A recent die-shot of NVIDIA's GB202, the chip that powers the RTX 5090, has been revealed online, offering a detailed look at the physical layout of the "Blackwell" architecture. The annotated pictures, shared by hardware analyst Kurnal and provided by ASUS China general manager Tony Yu, compare the GB202 to its predecessor, the AD102, and highlight important architectural elements. The central area of the die contains 128 MB of L2 cache (96 MB enabled on the RTX 5090), surrounded by memory interfaces. There are eight 64-bit memory controllers that support the 512-bit GDDR7 interface, with physical interfaces located along the top, left, and right edges of the die. Twelve graphics processing clusters (GPCs) encircle the central cache. Each GPC consists of eight texture processing clusters (TPCs), with each GPC containing 16 streaming multiprocessors (SMs). The complete die setup allows for 24,576 CUDA cores, with 128 cores per SM across 192 SMs. The RTX 5090 has 21,760 CUDA cores, indicating that the full GB202 die is reserved for workstation GPUs.
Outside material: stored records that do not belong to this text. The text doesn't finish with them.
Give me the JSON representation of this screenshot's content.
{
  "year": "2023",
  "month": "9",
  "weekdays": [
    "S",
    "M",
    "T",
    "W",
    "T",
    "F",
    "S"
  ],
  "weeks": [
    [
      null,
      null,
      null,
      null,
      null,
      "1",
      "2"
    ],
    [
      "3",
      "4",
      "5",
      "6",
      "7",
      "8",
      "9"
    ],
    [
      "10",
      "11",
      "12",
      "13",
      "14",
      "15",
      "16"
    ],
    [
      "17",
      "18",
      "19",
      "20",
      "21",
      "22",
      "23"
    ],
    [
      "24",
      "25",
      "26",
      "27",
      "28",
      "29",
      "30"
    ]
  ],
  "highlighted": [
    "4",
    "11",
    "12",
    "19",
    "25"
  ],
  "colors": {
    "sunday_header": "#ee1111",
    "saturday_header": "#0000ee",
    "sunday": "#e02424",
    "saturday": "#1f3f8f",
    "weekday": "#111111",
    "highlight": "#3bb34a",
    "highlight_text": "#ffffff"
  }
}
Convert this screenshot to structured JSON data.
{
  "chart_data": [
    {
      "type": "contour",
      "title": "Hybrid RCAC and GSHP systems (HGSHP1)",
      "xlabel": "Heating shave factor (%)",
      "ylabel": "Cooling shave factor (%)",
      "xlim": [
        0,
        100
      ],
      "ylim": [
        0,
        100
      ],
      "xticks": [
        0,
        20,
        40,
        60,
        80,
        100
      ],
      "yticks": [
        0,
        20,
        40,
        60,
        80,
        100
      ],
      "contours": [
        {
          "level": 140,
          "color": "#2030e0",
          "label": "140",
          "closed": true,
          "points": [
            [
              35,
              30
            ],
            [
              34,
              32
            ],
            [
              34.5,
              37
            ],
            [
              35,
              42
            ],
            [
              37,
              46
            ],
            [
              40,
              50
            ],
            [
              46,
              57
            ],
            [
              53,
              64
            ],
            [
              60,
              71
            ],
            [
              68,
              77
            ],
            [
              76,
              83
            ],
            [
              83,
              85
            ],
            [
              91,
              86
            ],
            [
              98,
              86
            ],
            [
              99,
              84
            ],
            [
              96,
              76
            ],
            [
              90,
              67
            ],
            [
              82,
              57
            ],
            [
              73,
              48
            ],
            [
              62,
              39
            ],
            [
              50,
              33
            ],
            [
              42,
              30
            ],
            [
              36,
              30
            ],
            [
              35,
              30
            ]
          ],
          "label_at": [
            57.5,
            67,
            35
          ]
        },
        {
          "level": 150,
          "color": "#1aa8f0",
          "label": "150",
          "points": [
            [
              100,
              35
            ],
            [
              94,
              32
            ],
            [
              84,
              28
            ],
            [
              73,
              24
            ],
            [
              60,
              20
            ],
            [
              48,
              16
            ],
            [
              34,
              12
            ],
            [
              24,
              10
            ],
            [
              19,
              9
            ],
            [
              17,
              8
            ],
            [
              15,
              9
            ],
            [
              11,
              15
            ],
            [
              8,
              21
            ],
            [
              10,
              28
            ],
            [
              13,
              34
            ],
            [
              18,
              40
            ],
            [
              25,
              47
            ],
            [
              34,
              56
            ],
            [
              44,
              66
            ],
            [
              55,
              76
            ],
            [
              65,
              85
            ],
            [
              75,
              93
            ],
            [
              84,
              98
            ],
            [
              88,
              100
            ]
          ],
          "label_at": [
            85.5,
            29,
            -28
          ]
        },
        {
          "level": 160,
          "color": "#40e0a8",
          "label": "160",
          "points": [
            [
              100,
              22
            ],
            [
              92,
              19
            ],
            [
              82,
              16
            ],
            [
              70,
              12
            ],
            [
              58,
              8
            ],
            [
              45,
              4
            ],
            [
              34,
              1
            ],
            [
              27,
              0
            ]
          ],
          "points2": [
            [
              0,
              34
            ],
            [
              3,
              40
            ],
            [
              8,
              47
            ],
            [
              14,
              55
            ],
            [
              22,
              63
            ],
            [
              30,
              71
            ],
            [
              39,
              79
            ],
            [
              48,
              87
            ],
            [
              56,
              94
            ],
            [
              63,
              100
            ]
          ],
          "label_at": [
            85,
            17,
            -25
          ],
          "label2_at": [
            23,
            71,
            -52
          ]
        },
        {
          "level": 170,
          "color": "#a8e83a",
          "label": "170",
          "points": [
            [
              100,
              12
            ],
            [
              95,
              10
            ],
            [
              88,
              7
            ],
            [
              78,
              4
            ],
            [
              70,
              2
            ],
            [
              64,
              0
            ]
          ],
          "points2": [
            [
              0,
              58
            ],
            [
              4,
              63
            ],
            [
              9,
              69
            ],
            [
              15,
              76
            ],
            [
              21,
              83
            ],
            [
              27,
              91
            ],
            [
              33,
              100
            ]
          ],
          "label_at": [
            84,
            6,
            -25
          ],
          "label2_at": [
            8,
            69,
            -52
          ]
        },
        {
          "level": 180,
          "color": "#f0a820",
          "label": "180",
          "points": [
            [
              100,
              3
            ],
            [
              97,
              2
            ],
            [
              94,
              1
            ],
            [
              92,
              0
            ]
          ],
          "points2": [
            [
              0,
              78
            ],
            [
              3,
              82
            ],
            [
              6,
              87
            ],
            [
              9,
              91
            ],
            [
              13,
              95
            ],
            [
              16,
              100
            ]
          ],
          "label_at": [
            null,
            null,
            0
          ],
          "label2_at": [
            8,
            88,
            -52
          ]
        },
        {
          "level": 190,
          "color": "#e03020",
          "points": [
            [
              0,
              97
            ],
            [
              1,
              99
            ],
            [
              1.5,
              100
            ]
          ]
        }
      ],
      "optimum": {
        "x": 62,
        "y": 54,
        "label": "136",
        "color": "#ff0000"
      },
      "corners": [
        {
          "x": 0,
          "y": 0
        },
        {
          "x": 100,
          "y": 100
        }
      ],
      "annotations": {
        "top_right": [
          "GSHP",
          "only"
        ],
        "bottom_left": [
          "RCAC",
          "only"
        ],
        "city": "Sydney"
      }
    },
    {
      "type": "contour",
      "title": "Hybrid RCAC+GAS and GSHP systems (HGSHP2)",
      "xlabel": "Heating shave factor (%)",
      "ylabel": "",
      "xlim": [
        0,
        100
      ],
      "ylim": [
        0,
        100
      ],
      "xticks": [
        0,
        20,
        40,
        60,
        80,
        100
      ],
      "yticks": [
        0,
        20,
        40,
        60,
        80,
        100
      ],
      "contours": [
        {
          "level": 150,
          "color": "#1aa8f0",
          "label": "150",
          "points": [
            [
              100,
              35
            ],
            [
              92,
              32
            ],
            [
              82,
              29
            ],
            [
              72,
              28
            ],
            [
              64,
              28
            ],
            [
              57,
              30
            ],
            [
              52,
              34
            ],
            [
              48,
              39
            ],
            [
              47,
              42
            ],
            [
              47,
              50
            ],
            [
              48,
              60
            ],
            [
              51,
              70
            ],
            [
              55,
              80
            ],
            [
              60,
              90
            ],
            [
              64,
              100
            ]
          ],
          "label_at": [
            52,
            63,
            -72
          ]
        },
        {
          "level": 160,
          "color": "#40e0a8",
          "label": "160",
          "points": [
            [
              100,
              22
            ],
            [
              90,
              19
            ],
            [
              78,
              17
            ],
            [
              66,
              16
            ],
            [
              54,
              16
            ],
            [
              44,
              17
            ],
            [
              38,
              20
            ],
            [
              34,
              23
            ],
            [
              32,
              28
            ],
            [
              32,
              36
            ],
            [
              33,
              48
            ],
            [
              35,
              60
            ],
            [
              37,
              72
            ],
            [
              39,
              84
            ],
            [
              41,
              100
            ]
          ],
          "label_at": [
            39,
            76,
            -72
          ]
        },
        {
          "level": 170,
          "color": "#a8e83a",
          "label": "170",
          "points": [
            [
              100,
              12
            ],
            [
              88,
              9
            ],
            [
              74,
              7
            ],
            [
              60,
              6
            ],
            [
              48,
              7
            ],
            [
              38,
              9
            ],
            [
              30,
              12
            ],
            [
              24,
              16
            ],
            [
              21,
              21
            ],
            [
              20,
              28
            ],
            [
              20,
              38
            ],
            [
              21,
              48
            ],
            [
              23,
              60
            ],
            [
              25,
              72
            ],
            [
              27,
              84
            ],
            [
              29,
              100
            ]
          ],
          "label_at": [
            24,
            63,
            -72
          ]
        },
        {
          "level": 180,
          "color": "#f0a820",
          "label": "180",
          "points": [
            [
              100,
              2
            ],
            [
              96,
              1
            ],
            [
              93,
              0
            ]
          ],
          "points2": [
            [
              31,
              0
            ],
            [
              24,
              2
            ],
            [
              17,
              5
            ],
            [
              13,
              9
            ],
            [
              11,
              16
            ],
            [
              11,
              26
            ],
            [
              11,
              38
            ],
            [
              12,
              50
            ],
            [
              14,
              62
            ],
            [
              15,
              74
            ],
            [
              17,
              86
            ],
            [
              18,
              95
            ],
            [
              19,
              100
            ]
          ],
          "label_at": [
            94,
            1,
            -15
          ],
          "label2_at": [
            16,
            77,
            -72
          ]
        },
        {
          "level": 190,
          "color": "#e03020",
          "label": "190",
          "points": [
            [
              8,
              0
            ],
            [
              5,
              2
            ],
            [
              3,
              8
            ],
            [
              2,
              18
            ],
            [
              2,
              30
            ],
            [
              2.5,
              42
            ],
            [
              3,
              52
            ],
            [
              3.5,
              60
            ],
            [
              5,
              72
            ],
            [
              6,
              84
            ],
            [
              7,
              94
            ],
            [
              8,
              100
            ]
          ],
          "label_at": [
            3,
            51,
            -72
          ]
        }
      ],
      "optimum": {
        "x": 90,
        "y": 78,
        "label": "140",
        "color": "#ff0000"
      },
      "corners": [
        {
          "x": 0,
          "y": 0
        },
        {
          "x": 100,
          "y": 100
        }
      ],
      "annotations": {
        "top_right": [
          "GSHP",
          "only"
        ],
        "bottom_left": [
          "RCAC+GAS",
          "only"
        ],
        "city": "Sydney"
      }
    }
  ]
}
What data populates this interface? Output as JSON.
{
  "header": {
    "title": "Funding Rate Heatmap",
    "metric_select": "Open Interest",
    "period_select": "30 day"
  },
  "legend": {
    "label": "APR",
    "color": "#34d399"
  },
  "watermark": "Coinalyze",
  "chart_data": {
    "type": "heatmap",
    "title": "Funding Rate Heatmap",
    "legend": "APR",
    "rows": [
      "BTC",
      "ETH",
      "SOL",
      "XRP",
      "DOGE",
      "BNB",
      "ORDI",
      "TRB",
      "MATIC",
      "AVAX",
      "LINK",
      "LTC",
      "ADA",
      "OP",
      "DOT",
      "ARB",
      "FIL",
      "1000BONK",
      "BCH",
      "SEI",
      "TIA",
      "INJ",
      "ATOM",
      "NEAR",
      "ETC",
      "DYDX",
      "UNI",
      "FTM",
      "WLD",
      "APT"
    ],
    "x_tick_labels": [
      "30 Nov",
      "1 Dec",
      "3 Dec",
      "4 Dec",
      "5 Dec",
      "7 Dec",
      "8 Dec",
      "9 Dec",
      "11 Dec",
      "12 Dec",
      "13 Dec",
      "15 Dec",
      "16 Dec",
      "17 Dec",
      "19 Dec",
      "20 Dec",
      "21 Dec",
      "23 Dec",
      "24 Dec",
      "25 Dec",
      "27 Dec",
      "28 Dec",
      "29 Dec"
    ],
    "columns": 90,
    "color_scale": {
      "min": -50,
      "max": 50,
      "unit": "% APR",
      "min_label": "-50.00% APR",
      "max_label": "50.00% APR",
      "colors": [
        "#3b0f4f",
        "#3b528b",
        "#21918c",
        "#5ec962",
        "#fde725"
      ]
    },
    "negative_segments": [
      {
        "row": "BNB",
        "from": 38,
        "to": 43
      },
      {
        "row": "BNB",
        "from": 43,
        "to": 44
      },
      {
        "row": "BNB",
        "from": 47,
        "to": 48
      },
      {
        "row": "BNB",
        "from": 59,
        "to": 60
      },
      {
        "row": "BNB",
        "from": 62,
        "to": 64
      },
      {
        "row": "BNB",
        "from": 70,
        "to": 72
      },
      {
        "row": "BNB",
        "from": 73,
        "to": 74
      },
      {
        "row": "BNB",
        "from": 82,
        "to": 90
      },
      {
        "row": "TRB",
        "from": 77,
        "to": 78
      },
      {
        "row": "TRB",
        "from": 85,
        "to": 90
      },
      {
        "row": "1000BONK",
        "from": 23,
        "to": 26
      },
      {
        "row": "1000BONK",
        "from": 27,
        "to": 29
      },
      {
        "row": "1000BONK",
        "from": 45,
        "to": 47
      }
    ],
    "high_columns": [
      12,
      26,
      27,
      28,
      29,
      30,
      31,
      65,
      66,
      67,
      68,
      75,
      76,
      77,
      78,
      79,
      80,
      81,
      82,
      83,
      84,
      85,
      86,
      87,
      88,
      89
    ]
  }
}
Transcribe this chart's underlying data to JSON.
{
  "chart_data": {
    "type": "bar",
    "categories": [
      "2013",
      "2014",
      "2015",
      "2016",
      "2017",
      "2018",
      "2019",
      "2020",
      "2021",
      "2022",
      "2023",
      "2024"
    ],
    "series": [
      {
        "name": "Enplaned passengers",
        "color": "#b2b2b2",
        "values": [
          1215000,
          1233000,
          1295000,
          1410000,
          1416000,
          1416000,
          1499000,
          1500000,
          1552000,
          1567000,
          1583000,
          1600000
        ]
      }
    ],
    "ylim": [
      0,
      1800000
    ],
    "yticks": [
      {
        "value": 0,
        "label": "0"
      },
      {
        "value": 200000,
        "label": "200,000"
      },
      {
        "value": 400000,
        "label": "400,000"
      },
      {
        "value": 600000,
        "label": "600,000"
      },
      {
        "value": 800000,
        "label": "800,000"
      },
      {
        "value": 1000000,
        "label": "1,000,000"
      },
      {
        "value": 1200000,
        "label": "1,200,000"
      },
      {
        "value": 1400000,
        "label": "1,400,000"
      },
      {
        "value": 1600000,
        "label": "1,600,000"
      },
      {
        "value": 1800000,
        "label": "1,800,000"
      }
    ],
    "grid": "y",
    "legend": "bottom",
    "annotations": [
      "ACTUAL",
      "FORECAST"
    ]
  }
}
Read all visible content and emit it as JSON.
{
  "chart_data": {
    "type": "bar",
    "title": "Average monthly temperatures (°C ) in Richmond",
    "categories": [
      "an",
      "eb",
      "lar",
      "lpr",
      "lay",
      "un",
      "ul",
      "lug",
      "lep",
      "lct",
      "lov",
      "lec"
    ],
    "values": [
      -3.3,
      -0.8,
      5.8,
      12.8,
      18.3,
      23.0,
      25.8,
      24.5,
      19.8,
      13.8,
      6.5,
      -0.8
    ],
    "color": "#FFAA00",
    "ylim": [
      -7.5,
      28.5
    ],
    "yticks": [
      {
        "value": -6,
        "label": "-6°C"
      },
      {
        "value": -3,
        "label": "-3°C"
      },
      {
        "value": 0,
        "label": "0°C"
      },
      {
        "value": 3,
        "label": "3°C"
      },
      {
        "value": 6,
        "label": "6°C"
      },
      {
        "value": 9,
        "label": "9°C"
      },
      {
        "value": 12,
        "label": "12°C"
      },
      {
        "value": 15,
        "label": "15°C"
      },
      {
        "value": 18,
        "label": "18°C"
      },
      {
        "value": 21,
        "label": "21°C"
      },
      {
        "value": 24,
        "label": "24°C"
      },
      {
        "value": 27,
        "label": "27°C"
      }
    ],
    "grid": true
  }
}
The SM design features four slices that share 128 KB of L1 cache and four texture mapping units (TMUs). Each SM slice includes dedicated register files, L0 instruction caches, warp schedulers, load-store units, and special function units. A vertical strip in the die's layout houses the media processing components—NVENC and NVDEC units—that run from top to bottom. The RTX 5090 implementation supports three out of four available NVENC encoders and two out of four NVDEC decoders. There are twelve raster engine/3D FF blocks for geometry processing. At the bottom edge of the die are the PCIe 5.0 x16 interface and display controller components. Despite its size, the GB202 is smaller than NVIDIA's previous GH100 and GV100 dies, which were over 814 mm². Each SM includes specialized hardware, such as the new 5th-generation Tensor cores and 4th-generation RT cores, contributing to a total of 192 RT cores, 768 Tensor cores, and 768 texture units.